It’s been 29 days since the Nationals last made a major-league transaction. Way back on Dec. 12, they announced the signings of Nick Senzel and Dylan Floro, plus the designating of Jeter Downs for assignment. Since then? Crickets.
This should be cause for alarm. A full month with zero transactions? And it’s not like the roster is already set. This team still lacks a left-handed bat to play either left field, first base or designated hitter, and could probably use players to fill two of those positions. Another starting pitcher remains on the wish list, as well.
So there’s no argument out there that can make the case the Nats are better off having done nothing for 29 days.
The only saving grace? They’re not alone.
It’s been an incredibly slow offseason across the baseball world, aside perhaps from the Dodgers and Braves, who seem to make major news every week. Most everyone else has made only a few moves, electing instead to wait this out and theoretically swoop in at some point to start signing free agents.
The Nationals still need a left-handed outfielder or first baseman? No problem, because Cody Bellinger, Joc Pederson, Eddie Rosario, Brandon Belt, David Peralta, Carlos Santana, Jurickson Profar, Joey Votto and others are still unsigned. (By the way, so is Dominic Smith, who was DFA’d two months ago.)
The Nationals still need a veteran starter? No problem, because nearly three dozen free agents remain available.
As long as they have somebody locked up by the time pitchers and catchers report five weeks from now, all will be fine. Nobody will remember when a player signed, only that he signed at all. (Did you remember both Bryce Harper and Manny Machado signed their mega-free agent contracts during spring training of 2019?)

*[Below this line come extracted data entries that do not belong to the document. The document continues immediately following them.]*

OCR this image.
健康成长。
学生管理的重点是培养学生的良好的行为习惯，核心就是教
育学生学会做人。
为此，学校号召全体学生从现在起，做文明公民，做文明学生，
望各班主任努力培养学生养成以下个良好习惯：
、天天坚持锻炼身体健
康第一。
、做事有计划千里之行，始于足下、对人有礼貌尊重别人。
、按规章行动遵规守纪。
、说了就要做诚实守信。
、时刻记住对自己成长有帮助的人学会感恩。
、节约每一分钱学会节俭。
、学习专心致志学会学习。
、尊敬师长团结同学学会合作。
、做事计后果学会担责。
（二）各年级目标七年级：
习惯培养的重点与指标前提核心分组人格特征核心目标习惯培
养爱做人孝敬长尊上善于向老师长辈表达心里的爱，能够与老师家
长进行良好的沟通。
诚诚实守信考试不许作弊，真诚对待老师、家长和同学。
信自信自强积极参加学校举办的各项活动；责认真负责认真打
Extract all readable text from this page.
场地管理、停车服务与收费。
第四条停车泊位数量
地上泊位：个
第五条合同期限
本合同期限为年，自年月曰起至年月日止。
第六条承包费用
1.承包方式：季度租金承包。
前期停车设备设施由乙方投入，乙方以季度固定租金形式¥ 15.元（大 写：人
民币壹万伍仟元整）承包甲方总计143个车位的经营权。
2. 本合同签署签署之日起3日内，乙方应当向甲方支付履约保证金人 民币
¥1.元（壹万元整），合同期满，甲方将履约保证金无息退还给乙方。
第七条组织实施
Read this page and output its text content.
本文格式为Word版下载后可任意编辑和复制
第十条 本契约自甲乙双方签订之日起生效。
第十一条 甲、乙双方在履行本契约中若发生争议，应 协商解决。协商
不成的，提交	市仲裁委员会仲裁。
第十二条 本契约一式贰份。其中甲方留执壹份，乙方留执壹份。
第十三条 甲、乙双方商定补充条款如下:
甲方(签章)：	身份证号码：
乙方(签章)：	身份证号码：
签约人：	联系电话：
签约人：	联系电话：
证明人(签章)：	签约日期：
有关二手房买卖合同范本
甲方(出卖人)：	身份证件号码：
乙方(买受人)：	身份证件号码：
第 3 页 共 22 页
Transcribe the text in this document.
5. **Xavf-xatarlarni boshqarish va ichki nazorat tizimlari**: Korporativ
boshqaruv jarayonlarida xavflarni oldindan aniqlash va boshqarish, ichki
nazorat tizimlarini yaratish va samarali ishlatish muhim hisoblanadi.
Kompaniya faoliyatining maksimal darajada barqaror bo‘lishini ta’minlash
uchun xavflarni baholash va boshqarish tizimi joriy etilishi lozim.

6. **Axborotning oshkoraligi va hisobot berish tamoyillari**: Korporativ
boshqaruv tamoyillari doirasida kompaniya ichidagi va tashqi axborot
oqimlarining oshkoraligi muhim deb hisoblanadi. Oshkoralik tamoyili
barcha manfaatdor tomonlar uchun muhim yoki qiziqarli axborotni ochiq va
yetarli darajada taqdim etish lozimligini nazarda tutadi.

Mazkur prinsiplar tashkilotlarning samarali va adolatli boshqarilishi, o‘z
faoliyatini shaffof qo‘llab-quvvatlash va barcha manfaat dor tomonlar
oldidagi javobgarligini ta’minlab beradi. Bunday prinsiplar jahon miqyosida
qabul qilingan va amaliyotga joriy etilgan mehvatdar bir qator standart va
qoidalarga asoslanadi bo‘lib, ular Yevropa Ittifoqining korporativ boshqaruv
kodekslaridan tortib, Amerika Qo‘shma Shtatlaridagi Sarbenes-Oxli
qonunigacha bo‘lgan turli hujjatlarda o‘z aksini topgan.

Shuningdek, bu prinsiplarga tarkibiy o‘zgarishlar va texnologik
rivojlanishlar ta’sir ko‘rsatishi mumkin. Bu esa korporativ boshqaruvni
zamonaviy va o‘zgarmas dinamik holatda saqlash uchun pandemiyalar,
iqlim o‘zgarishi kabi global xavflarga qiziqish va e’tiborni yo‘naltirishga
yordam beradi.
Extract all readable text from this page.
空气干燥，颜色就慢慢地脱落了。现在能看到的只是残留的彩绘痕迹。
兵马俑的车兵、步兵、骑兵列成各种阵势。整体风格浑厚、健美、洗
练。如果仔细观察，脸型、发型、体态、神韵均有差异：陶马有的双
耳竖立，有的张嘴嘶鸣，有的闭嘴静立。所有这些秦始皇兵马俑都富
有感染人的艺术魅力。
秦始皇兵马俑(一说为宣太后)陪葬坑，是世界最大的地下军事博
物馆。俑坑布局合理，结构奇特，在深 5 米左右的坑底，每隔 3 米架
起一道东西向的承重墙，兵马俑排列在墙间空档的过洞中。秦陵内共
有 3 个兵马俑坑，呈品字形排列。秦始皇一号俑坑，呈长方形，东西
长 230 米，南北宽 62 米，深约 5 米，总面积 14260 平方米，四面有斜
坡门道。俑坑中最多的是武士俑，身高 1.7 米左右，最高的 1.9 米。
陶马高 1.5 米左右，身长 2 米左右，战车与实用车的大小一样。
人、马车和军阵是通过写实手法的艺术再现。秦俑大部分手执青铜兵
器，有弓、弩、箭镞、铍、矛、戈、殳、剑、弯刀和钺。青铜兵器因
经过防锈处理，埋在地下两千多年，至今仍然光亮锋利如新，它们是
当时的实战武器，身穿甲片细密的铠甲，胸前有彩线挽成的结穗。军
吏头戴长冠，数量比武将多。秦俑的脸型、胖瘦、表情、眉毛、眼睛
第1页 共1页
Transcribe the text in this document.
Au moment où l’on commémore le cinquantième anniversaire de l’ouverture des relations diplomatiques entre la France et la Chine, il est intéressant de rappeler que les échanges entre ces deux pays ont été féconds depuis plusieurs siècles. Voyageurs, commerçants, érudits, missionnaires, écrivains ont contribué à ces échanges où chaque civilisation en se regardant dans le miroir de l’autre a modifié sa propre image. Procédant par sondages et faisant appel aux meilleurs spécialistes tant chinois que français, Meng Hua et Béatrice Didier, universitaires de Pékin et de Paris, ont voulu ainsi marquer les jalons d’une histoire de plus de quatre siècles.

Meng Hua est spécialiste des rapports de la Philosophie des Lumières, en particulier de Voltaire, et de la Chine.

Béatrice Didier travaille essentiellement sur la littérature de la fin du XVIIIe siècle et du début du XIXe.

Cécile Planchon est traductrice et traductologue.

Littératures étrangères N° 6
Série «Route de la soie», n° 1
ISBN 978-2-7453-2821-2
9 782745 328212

That doesn’t, however, mean the tortoise-slow pace to this Hot Stove League is good for baseball. Other professional sports enjoy a feeding frenzy the moment free agency commences, generating massive interest locally and nationally. Major League Baseball free agency begins five days after the conclusion of the World Series, which nobody realizes because nobody of consequence ever signs until at least December, with many free agents waiting until January or even February.
But who does that benefit? Players want to know where they’re going to be this season, especially those with families who prefer time to make arrangements instead of scrambling to move on their own to a new city at a moment’s notice. General managers and managers want to know what their rosters are going to look like long before everyone reports to spring training. Agents want … well, there’s your answer.
This may unfortunately become the new norm. We saw it heading into the aforementioned 2019 season, when the prize free agents waited until late-February to sign. We saw it heading into the 2022 season, because the league’s lockout of players shut down the industry from December through mid-March. And we’re now seeing it heading into the 2024 season, with the Shohei Ohtani sweepstakes slowing everything down and teams now willing to keep waiting it out long past New Year’s Day.
It all makes for a boring, often frustrating, winter for fans, players, executives and, yes, reporters. We can only hope by the time pitchers and catchers report to Florida and Arizona in a mere five weeks, everyone will have signed, and we won’t bother to remember when it finally happened.